The 90-day Maximum Rule
For all size group plans for new business and upon renewal for existing plans, waiting periods in excess of 90 days are prohibited for fully-insured, self-funded, grandfathered and non-grandfathered plans.

Please note, the state law supersedes ACA; for example, in California the maximum waiting period is 60 days.

SHOP Exchange Marketplace Rules
Since new hire coverage is only effectuated on the first of the month, the maximum waiting period will be 60 days. In 2018, the maximum waiting period in the SHOP is 60 days.

Changes to reduce the waiting period for the sake of ACA compliance will not trigger the loss in grandfather status.

This provision does not apply to excepted benefits (i.e., standalone dental or vision plans).

IRS Notices 2012-02, 17, and 59 provide latitude for employers using number of hours worked for eligibility and addresses when employees work variable hours. It permits an employer to delay eligibility for a health plan pending licensure if that is the practice of the business.

As long as the policy is not designed to avoid compliance, HHS, the DOL and IRS state that using the following methods will be acceptable:

  • If the plan conditions eligibility on a specified number of hours per period (or working full-time), and it cannot be determined what the new employee is expected to regularly work, the plan may include a measurement period of up to 12 months if coverage is effective no later than 13 months from the employee’s start date; plus, if the start date is not the first day of the calendar month, the time remaining until the first day of the next calendar month.
    • This works well when the number of hours varies.
  • If the plan conditions eligibility on a specified number of hours (e.g., the plan provides part-time employees with coverage after a cumulative 1,200 hours of service), it would be permissible for coverage to begin the 91st day after the 1,200 hours is satisfied.

For ease of administration, it might be best to recommend 1st of the month after 60 days as it’s not easy to determine exactly when the 90 days is satisfied.

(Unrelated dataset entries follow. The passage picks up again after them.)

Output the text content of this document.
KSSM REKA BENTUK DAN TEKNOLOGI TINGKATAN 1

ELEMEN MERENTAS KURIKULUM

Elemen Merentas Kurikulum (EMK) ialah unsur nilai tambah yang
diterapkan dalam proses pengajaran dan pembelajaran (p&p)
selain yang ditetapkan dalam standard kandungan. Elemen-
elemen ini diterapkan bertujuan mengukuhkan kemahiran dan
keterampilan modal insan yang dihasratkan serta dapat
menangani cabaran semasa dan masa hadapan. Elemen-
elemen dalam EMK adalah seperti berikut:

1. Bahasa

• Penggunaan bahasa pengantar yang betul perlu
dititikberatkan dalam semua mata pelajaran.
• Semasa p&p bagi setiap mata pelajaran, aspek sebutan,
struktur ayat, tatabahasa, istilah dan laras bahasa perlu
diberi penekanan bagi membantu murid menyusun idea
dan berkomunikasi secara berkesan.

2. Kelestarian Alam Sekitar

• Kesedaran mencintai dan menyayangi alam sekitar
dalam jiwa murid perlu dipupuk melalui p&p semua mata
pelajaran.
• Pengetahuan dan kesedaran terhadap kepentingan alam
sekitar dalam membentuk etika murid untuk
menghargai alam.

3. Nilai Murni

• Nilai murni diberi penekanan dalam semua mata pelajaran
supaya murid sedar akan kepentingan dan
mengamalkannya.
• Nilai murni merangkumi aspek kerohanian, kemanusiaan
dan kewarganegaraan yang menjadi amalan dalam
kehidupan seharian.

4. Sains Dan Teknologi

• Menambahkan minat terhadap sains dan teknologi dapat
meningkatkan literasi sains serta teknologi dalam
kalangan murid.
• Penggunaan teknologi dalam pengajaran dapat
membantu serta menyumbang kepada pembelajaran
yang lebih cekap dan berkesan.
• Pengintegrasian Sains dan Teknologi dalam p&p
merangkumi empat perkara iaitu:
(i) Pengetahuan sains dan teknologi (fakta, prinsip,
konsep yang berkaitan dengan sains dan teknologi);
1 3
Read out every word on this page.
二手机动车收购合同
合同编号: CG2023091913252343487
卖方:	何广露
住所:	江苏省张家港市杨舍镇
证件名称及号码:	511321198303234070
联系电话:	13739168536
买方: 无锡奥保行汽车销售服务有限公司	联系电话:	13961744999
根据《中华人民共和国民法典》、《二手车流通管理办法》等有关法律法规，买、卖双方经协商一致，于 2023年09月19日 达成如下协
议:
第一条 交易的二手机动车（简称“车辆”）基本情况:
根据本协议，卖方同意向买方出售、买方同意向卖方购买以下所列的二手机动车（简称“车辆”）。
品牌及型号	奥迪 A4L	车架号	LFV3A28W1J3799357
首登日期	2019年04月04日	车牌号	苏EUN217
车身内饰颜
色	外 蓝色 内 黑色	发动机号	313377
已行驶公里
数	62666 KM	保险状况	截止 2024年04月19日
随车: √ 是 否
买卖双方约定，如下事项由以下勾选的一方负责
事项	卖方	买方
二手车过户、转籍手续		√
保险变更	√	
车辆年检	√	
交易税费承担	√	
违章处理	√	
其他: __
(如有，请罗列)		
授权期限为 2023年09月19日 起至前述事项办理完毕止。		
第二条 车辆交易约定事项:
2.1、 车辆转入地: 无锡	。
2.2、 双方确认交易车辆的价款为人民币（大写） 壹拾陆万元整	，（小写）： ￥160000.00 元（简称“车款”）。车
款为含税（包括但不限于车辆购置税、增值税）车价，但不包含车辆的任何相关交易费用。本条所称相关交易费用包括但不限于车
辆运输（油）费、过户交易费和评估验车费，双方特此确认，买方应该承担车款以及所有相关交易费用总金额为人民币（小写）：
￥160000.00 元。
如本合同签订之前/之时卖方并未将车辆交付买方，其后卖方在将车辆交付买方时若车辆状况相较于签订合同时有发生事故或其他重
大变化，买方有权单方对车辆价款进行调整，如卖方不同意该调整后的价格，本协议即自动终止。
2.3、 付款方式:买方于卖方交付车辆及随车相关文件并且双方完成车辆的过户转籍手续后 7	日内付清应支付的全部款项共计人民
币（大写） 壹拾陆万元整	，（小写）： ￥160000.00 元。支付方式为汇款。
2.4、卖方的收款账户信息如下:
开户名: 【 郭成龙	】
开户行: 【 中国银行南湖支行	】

Also, you may not use 3 months—for example, June, July and August would equal 92 days.

The 90 days interacts with the individual mandate exception of short-term loss of insurance so that if the employee is in a waiting period no penalty will apply.

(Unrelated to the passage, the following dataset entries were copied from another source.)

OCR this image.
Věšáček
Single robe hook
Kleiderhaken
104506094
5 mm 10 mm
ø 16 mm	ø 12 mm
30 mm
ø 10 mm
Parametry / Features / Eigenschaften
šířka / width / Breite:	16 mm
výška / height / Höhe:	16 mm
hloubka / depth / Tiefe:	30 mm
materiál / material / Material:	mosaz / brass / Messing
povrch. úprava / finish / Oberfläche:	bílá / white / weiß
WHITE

Under HIPAA, an absence during the waiting period for health status related factors may not delay eligibility for the group health plan. Typically, this means that the employee would be offered coverage at the end of the waiting period and if still not back to work would be offered COBRA the following day.

Orientation Period
Employers may use a “reasonable and bona fide employment-related orientation period,” not to exceed one month, in addition to the 90-day waiting period.

  • Orientation is only available for new employees who are hired to work at least 30 hours per week.
  • The month would be determined from the date of hire and includes weekends and holidays. The time is measured by adding one month to the date of hire and subtracting one day.
  • During an orientation period, an employer and employee can evaluate whether the employment situation is satisfactory for each party, and the employer can begin standard orientation and training processes.
  • The rule acknowledges that an applicable large employer plan may not impose a full one-month employee orientation period and the full 90-day waiting period without falling out of compliance with the Employer Shared Responsibility / Play or Pay.

Enforcement
If a non-governmental group health plan fails to comply with the 90-day waiting period limitation, Code Section 4980D generally imposes a penalty of $100 for each day of the failure as to each individual to whom the failure relates. Such a penalty is payable by the employer sponsoring a single-employer plan and by the plan itself in the case of a multiemployer plan.

Additionally, under Section 2723 of the Public Health Service Act, as to non-federal governmental plans, a civil penalty of up to $100 per day is payable as to each individual for whom a failure to comply with the 90-day limitation occurs.

Lastly, as to a plan subject to ERISA, a plan participant or the Department of Labor may bring suit under ERISA Section 502 to enjoin the failure of the plan or its insurer to comply with the 90-day limitation or for other appropriate equitable relief.